Since being introduced in Florida in early 2013, they’ve been ordered by some 100 nursing homes in 20 states, according to Sullivan. The focus on airborne pathogens had grown in recent years, especially given an MIT study published in March that found some particles could travel much farther through the air than previously thought.

Dangerous organisms that live for long periods untouched by typical daily cleaning may be aerosolized again by vacuuming, wiping or other cleaning and room-arranging activities. Novaerus says routine use of its products (an average of 35 to 40 mounted units for a 120-bed SNF at $69 a month each) will keep zapping the germs. Sullivan said a mobile unit could conceivably be used only at terminal cleanings, but no long-term care provider currently is using it that way.
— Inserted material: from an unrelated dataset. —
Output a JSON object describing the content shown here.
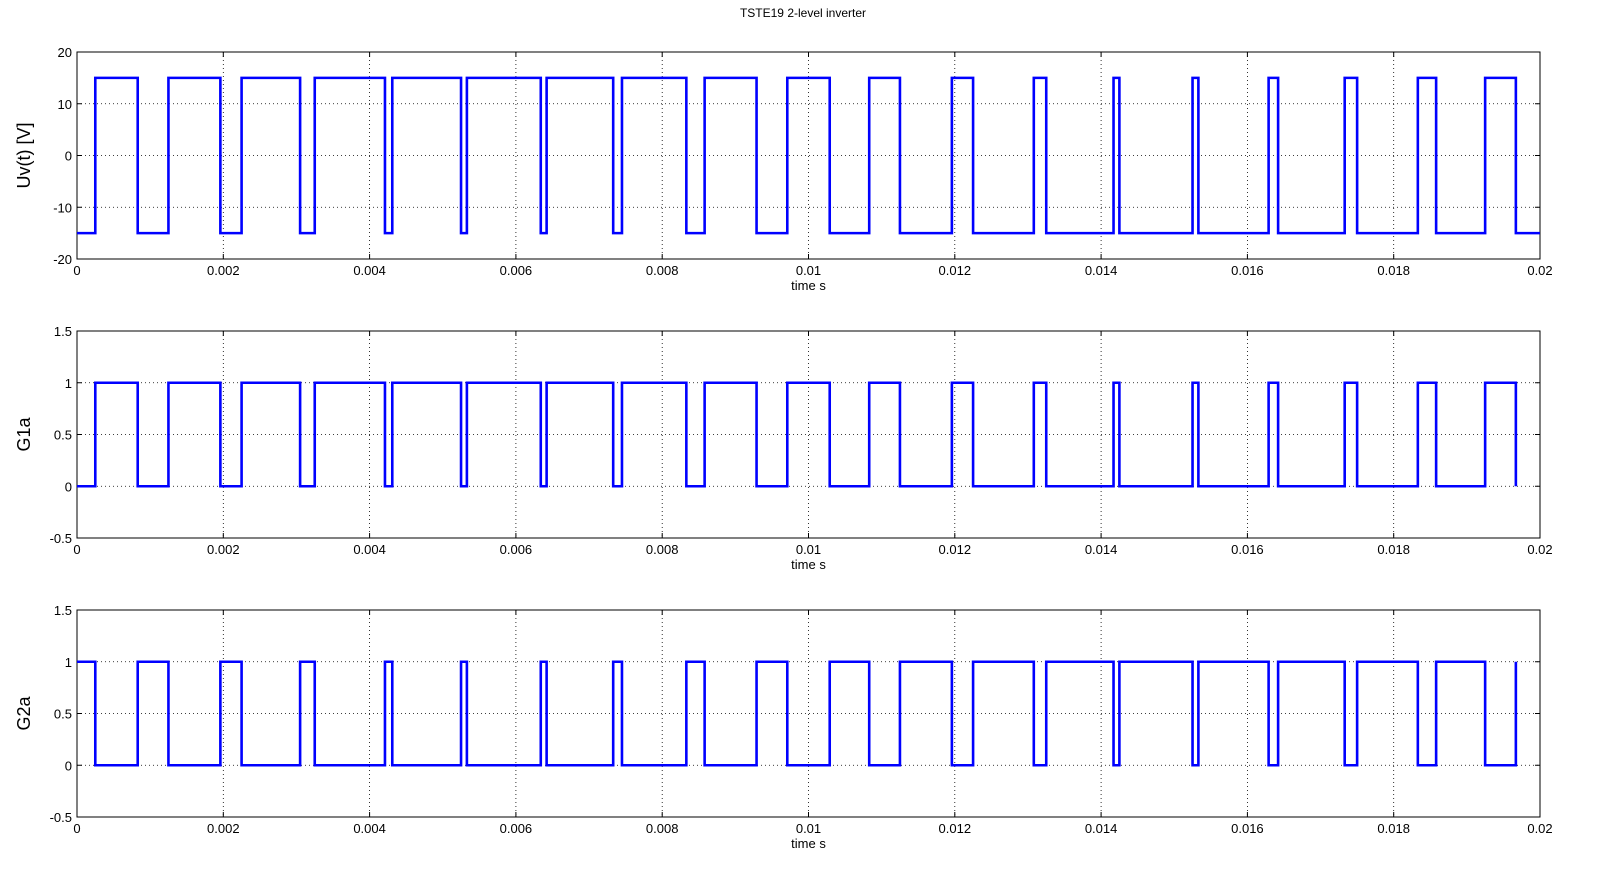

In Milwaukee, Dyer turned to Xenex after reading about its successful rollout in hospitals. Advanced clinical interventions now standard in skilled nursing also make patients more susceptible to nosocomial infections. That fact helped Dyer make her case to her facility’s foundation, which funded the purchase of a $70,000 refurbished demo. She estimates a 15% reduction in C. diff cases over six months will pay for the robot. 

Xenex spokeswoman Melinda Hart says a new robot runs $134,000 over three years, or leases for $5,000 a month. Dyer sees the robot as an investment that can help attract hospital referrals. She shares it with a connected assisted living facility.

The robot destroys pathogens by emitting pulses of the inert gas xenon at high frequencies capable of shattering DNA. Similar systems depend on mercury bulbs. With Xenex, staff can program blueprints that tell staff how to move the robot to hit often-overlooked areas. Hart says two to three positions — and turning items like phones between each five-minute blast — provide full disinfection.

Although expensive, neither mercury nor xenon-based UV should lose its efficacy. A study headed by clinical infectious diseases specialist Chetan Jinadatha, M.D., at the Central Texas Veterans Healthcare System, found that several multi-drug resistant organisms did not mutate in response to repeated UV exposures. That means they are “unlikely” to generate UV resistance, something that can no longer be said about many traditional cleaners.